Per poter aiutare ebrei e ricercati a varcare clandestinamente il confine elvetico il cardinale Schuster si avvalse della preziosa collaborazione di due valenti organizzazioni assistenziali, la cosiddetta “Carità dell’Arcivescovo” e la Conferenza di San Vincenzo de’ Paoli — presieduta all’epoca dall’avvocato Giuseppe Sala — entrambe strettamente collegate con l’Opera Scoutistica Cattolica Aiuto Ricercati, sorta per impulso di alcuni sacerdoti della diocesi ambrosiana del calibro di don Giovanni Barbareschi, don Aurelio Giussani, don Andrea Ghetti e don Carlo Gnocchi, alle quali l’arcivescovo si premurò di segnalare diversi nominativi di persone in pericolo da mettere in salvo. In questa rete assistenziale collegata con la Delasem, ben presto, fu coinvolto tutto il clero milanese come il parroco di Valdomino, don Piero Folli, che il 3 dicembre 1943 fu sorpreso da una pattuglia della Milizia Confinaria e della guardia di frontiera tedesca all’interno della sua canonica, insieme ad altri 14 ebrei che gli erano stati inviati dall’arcivescovo di Genova Pietro Boetto. Trasferito nel carcere di San Vittore fu subito sottoposto a violente percosse per indurlo a rivelare i nomi di coloro che lo aiutavano a far espatriare gli ebrei.
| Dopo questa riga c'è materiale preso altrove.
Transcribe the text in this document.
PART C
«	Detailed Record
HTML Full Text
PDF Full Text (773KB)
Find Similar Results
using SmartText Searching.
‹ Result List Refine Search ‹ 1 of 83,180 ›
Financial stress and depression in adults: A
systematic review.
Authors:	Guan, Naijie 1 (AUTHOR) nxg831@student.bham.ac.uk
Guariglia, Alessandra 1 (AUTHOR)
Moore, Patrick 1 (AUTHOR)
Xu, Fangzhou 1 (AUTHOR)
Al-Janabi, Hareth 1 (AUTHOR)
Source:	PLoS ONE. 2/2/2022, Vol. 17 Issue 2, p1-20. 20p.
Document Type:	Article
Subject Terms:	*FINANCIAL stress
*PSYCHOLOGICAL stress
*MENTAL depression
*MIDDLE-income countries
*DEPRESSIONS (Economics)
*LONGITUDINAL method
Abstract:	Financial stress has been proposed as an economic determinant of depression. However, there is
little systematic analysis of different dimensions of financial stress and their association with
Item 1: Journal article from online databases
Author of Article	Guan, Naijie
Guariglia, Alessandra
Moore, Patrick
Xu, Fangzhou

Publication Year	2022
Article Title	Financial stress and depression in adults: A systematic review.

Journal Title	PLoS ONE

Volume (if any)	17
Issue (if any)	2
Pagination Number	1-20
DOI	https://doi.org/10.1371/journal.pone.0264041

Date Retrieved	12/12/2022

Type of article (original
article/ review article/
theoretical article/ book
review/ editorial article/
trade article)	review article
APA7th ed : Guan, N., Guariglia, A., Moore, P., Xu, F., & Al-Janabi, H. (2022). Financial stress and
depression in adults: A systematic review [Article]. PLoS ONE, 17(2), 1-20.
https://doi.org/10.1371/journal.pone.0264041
Tutto questo trova puntuale conferma nella circostanziata lettera che, proprio il giorno successivo, il preposito di Luino, don Enrico Longoni, fece pervenire al cardinale Schuster, per fargli notare che
D. Piero Folli [era] stato imprigionato sotto l’accusa di favorire l’esodo degli Ebrei in Svizzera. (…) Purtroppo in casa del parroco hanno trovato parecchi Ebrei in aspettativa di varcare il confine e un sacerdote genovese [don Gian Maria Rotondi, ndr] che li aveva accompagnati il mattino stesso da Genova.
Tuttavia, grazie al provvidenziale intervento dell’arcivescovo, don Piero Folli dopo tre mesi di detenzione fu confinato dapprima a Cesano Boscone e, successivamente, a Vittuone prima di riacquistare la libertà qualche giorno prima della Liberazione. A beneficiare dell’aiuto del cardinale Schuster, fu anche il celebre giornalista Indro Montanelli, per il quale il presule milanese non esitò a interporre i suoi buoni uffici presso il console generale di Germania a Milano Wilhelm von Halem riuscendo, dapprima, a ottenere la sospensione della condanna a morte e poi, il 14 agosto 1944, con l’aiuto di don Giovanni Barbareschi, a organizzarne perfino la fuga dal carcere di San Vittore. Inoltre, grazie all’intervento dell’arcivescovo della diocesi ambrosiana, anche don Piero Folli dopo tre mesi di detenzione fu confinato dapprima a Cesano Boscone e, successivamente, a Vittuone prima di riacquistare la libertà qualche giorno prima della Liberazione.